Sesak di hati Chanyeol lalu menjalar kuat ketika satu persatu potongan kaca itu dilepas dari jangkauannya. Maniknya yang mengabur lalu berkelana, mencuri tatap kekosongan sepasang mata bulan sabit yang redup. Ia lelah berperang, begitu gila ingin menghapus air mata yang dilihatnya di pipi itu. Namun segalanya seakan memberinya tekanan, memberinya batasan besar yang harus ia patuhi.

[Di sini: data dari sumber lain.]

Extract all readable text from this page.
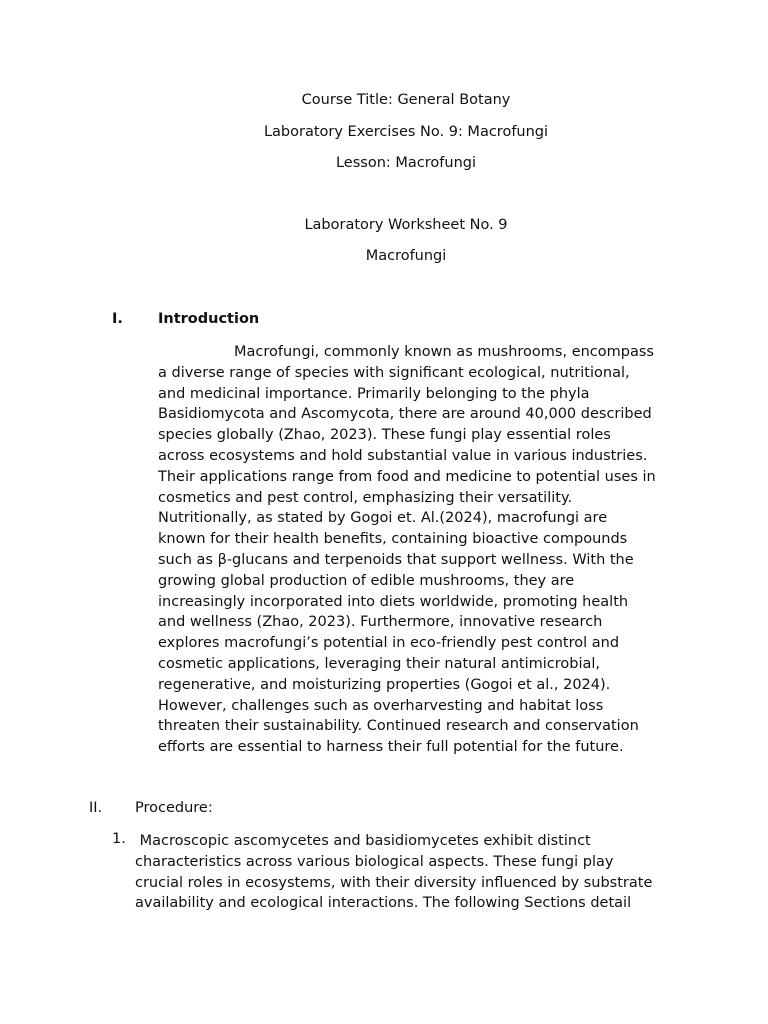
Course Title: General Botany
Laboratory Exercises No. 9: Macrofungi
Lesson: Macrofungi
Laboratory Worksheet No. 9
Macrofungi
I. Introduction
Macrofungi, commonly known as mushrooms, encompass
a diverse range of species with significant ecological, nutritional,
and medicinal importance. Primarily belonging to the phyla
Basidiomycota and Ascomycota, there are around 40,000 described
species globally (Zhao, 2023). These fungi play essential roles
across ecosystems and hold substantial value in various industries.
Their applications range from food and medicine to potential uses in
cosmetics and pest control, emphasizing their versatility.
Nutritionally, as stated by Gogoi et. Al.(2024), macrofungi are
known for their health benefits, containing bioactive compounds
such as β-glucans and terpenoids that support wellness. With the
growing global production of edible mushrooms, they are
increasingly incorporated into diets worldwide, promoting health
and wellness (Zhao, 2023). Furthermore, innovative research
explores macrofungi’s potential in eco-friendly pest control and
cosmetic applications, leveraging their natural antimicrobial,
regenerative, and moisturizing properties (Gogoi et al., 2024).
However, challenges such as overharvesting and habitat loss
threaten their sustainability. Continued research and conservation
efforts are essential to harness their full potential for the future.
II. Procedure:
1. Macroscopic ascomycetes and basidiomycetes exhibit distinct
characteristics across various biological aspects. These fungi play
crucial roles in ecosystems, with their diversity influenced by substrate
availability and ecological interactions. The following Sections detail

"Kau terlalu banyak terluka," ujar Chanyeol pelan. Yang kemudian sosok itu hanya bisa menangis memeluk luka di sekujur lengannya.
e)(o
Four Years Ago
Baekhyun mengarahkan kuasnya untuk menari di atas kanvas. Membubuhi bidang seputih kapas itu dengan warna-warna yang sudah lebih dahulu muncul dalam bagian kepalanya. Matanya awas dalam menggurat garis. Memperkirakan bentuk dan komposisi dalam sekali tarik sapuan kuasnya.
Nyaris selesai.
Namun saat ia menemukan bayangan yang terbias dalam ruangan favoritnya, maka semuanya adalah sebuah kesalahan. Demikian saat ia berhenti bergerak dalam menyapu kertas kanvasnya. Terlalu buyar sampai kehilangan garis seimbang.
Baekhyun sama sekali tidak menyalahkan siapapun saat seseorang masuk tanpa mengetuk ruangannya. Terlebih merusak imajinasinya, hasil pergulatannya dengan dua jam berenang dalam kolam warna di paletenya. Hanya saja keberadaan sosok yang disebutnya 'raksasa' itu sudah membuatnya beralih penuh dari eksplorasinya. Sebut mengganggu dan Baekhyun akan tahu bagaimana senyum itu bisa mengembang tanpa kata maaf yang disemat.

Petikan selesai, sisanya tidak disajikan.